Vallone remembers her mother and grandmother squeezing melons and holding them up to their noses, searching for the tell-tale scent that says, “Now.” 

This is one reason she is using an experimental device called the “artificial nose.” It’s actually named the “zNose” and made by the company, Electronic Sensor Technology.

In Vallone’s research — she’s concentrating on melons — that means getting information about volatile compounds that create an aroma. To analyze aromas from fruit, the research team, which includes scientists from the USDA, UC Davis Department of Food Science and Technology, and the University of Florida Citrus Research and Education Center, combined ultra-fast gas chromatography with a state-of-the-art surface acoustic wave sensor that dramatically speeds up the testing process.

Vallone and others in the team recently published their research, “Fruit Volatile Analysis Using an Electronic Nose,”in the Journal of Visualized Experiments.

Their work is part of a multi-state project funded by the U.S. Department of Agriculture and several companies, including Harris Moran, a California-based subsidiary of a multinational agricultural cooperative run by French farmers.

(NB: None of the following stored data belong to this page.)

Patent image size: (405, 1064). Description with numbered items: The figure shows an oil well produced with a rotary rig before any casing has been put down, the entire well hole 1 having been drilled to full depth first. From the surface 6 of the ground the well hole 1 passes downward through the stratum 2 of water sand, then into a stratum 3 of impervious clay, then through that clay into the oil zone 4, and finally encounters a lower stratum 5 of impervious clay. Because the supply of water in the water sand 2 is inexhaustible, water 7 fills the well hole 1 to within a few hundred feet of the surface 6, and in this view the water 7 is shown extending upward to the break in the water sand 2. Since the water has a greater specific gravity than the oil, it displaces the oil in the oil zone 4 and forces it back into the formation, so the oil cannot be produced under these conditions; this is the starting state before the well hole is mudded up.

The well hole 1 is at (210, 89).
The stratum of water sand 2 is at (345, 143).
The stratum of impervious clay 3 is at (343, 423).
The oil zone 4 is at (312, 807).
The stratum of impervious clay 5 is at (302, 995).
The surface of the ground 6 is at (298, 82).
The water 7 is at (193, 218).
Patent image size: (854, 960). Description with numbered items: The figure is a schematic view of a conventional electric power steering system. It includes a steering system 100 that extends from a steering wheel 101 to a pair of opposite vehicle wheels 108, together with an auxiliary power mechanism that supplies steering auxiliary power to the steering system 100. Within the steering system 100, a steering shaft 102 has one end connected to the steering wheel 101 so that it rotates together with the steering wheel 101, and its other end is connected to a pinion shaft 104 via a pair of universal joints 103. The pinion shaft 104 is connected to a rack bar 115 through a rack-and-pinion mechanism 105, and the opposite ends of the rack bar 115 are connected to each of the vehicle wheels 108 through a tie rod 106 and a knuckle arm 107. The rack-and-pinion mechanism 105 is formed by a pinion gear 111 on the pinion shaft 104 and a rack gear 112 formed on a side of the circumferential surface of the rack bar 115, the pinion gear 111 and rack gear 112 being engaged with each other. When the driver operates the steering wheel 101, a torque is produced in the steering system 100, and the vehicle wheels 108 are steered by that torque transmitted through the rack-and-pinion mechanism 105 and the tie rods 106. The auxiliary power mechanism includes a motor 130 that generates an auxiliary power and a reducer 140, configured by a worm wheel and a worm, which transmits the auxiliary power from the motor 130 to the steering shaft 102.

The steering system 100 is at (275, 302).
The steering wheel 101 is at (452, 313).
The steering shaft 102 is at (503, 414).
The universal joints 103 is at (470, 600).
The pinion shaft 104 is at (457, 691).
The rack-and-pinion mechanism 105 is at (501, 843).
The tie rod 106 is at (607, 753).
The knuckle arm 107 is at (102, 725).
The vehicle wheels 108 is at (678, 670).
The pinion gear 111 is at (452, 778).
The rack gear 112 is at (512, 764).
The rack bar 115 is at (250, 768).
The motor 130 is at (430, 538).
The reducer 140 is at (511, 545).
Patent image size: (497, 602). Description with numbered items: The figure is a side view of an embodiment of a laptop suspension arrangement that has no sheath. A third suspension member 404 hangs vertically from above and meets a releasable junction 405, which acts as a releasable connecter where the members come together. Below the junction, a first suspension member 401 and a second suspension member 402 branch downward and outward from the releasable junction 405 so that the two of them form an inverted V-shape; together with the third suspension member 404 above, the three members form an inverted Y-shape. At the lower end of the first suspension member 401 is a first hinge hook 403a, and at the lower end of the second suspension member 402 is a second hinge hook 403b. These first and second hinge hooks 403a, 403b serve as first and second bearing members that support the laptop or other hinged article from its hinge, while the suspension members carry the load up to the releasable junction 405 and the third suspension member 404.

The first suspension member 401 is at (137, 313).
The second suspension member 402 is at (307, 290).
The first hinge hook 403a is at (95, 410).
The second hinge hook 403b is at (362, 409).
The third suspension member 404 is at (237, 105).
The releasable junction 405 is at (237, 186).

Their goal is to identify varieties of produce with longer shelf lives and more flavor. 

Vallone, who first came to UC Davis as a visiting Ph.D. student from the University of Naples, is working with professor Florence Zakharov in the Plant Sciences Department and Susan Ebeler in the Viticulture and Enology Department.

“It’s a big improvement,” said Vallone about using the artificial nose. “It’s not only faster, but much cheaper and requires less training. It’s also portable. One of the things we were thinking is that people could bring it into the field to detect ripeness at harvest time.”

Vallone and other members of the lab are still analyzing the results from testing the technology in the field last summer. The artificial nose still detects fewer compounds than traditional gas chromatography, so more work might be needed before it can be used commercially.  

With more than 100 compounds combining to produce the sweet, evocative scents of melons in the summer, Vallone admits that technology hasn’t quite caught up with nature — or with her grandmother.